Toru Okada begins the story unemployed and searching for his lost cat; however, soon Toru finds himself searching for his wife in the city’s seedy underbelly and encounters a bizarre cast of characters. Murakami’s narrative style is fascinating, and unlike most novels that you might read. If you are looking for something different and interesting, then this is the book for you.

 

Mr. Culbert

Selected Stories of Anton Chekhov (translated by Richard Pevear and Larissa Volokhonsky)

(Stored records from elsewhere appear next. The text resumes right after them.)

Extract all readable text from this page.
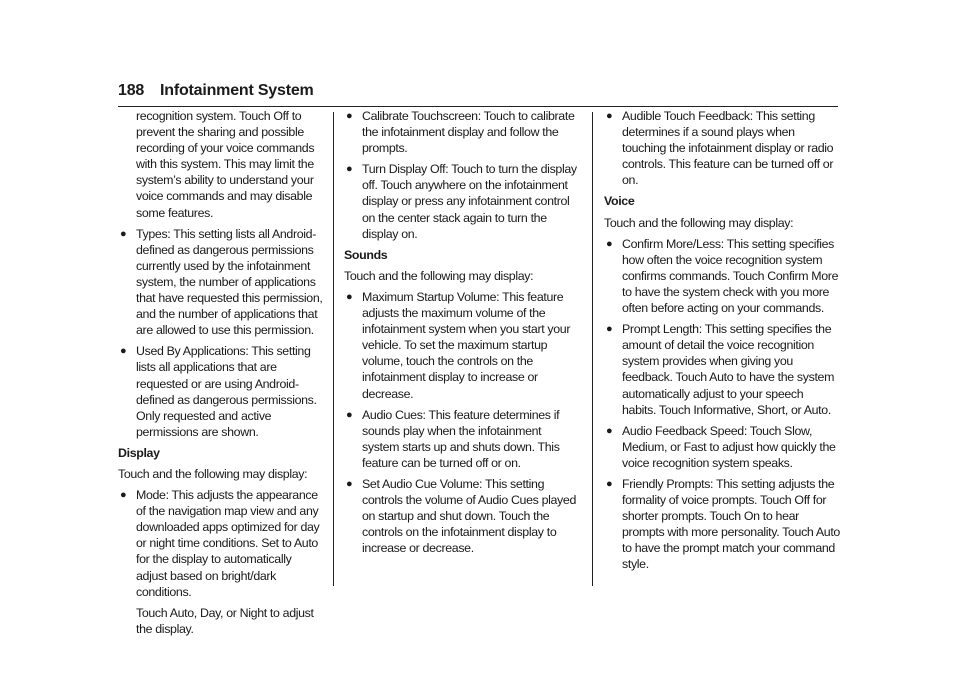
188 Infotainment System

recognition system. Touch Off to prevent the sharing and possible recording of your voice commands with this system. This may limit the system’s ability to understand your voice commands and may disable some features.

● Types: This setting lists all Android-defined as dangerous permissions currently used by the infotainment system, the number of applications that have requested this permission, and the number of applications that are allowed to use this permission.
● Used By Applications: This setting lists all applications that are requested or are using Android-defined as dangerous permissions. Only requested and active permissions are shown.

Display

Touch and the following may display:

● Mode: This adjusts the appearance of the navigation map view and any downloaded apps optimized for day or night time conditions. Set to Auto for the display to automatically adjust based on bright/dark conditions.

Touch Auto, Day, or Night to adjust the display.

● Calibrate Touchscreen: Touch to calibrate the infotainment display and follow the prompts.
● Turn Display Off: Touch to turn the display off. Touch anywhere on the infotainment display or press any infotainment control on the center stack again to turn the display on.

Sounds

Touch and the following may display:

● Maximum Startup Volume: This feature adjusts the maximum volume of the infotainment system when you start your vehicle. To set the maximum startup volume, touch the controls on the infotainment display to increase or decrease.
● Audio Cues: This feature determines if sounds play when the infotainment system starts up and shuts down. This feature can be turned off or on.
● Set Audio Cue Volume: This setting controls the volume of Audio Cues played on startup and shut down. Touch the controls on the infotainment display to increase or decrease.
● Audible Touch Feedback: This setting determines if a sound plays when touching the infotainment display or radio controls. This feature can be turned off or on.

Voice

Touch and the following may display:

● Confirm More/Less: This setting specifies how often the voice recognition system confirms commands. Touch Confirm More to have the system check with you more often before acting on your commands.
● Prompt Length: This setting specifies the amount of detail the voice recognition system provides when giving you feedback. Touch Auto to have the system automatically adjust to your speech habits. Touch Informative, Short, or Auto.
● Audio Feedback Speed: Touch Slow, Medium, or Fast to adjust how quickly the voice recognition system speaks.
● Friendly Prompts: This setting adjusts the formality of voice prompts. Touch Off for shorter prompts. Touch On to hear prompts with more personality. Touch Auto to have the prompt match your command style.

Famed translators Pevear and Volokhonsky render Chekhov’s heartbreaking short stories in plain and direct English, conveying the subtleties of Chekhov’s artistic realism in ways that make you forget you are reading, and not being read to by Chekhov himself. These stories show the ways in which everyday people go about attempting to deal with change and hardship in unanticipated ways.  Vignettes of life lived a world away that you won’t soon forget. 

 

Mr. David

Wool Omnibus (Silo Saga), by Hugh Howey

 

It is a post-apocalyptic tale about survivors living a in an underground silo and conspiracy to keep them in there. I really enjoy speculative fiction and this is a really good example of that genre.

 

Mr. Findlay

The Fault in Our Stars, by John Green

 

Spurred on by a few of my homeroom students, I recently finished reading John Green’s The Fault in Our Stars. The novel follows Hazel as she navigates the complex relationships of young adulthood while fighting an ongoing battle with cancer. Living a life described as terminal, her story takes an emotional turn when she meets Augustus Waters, a member of her Cancer Kid Support Group.

 

Mr. Jull

The Orenda, by Joseph Boyden

 

This incredibly grim, but incredibly important novel is a narrative set in the early days of European colonization of Upper Canada, and tells the story of the decline of a civilization by a military, spiritual, and pathological invasion.  We all need to read this novel to claim our historical place in a narrative of Canada that began long before Champlain.

 

Mr. McCluskey

Train Dreams, by Denis Johnson

 

Train Dreams is the story of a labourer in the American West during the time of the railroad’s westward expansion. It captures the tension between a rapidly disappearing life of isolation and individualism with the modern interconnectedness of the 20th century. Train Dreams offers a glimpse at what has been lost in our world of modernity, technology and convenience.  The novella is brief enough to finish in one reading and so well written that you wish it was longer. Train Dreams is about as perfect a story as I’ve ever read.

 

Mr. Pagano

The Making of the Atomic Bomb, by Richard Rhodes

 

First published in 1986 and winner of the Pulitzer Prize, among other accolades. Half of the book is a long, detailed and laborious journey of identifying and manufacturing the stuff of ultimate destruction. The other “half” explores the lives and ambitions of nuclear physicists who knew they were on the path to Armageddon, but rationalized and sanctioned their work by “beating the Nazis” to the bomb and saving the west during World War II, and hoping that the inevitable proliferation  of nuclear weapons would make further wars unthinkable.

 

Mr. Scott

Orr: My Story, by Bobby Orr

 

It’s a fascinating personal reflection on his life story, beginning from his childhood in Parry Sound and continuing through his experience as one of the greatest NHL players of all time.

 

Mrs. Winograd

The Goldfinch, by Donna Tartt

 

A young boy in New York City, Theo Decker, miraculously survives an accident that takes the life of his mother. Alone and determined to avoid being taken in by the city as an orphan, Theo scrambles between nights in friends’ apartments and on the city streets. He becomes entranced by the one thing that reminds him of his mother: a small, mysteriously captivating painting that soon draws Theo into the art underworld.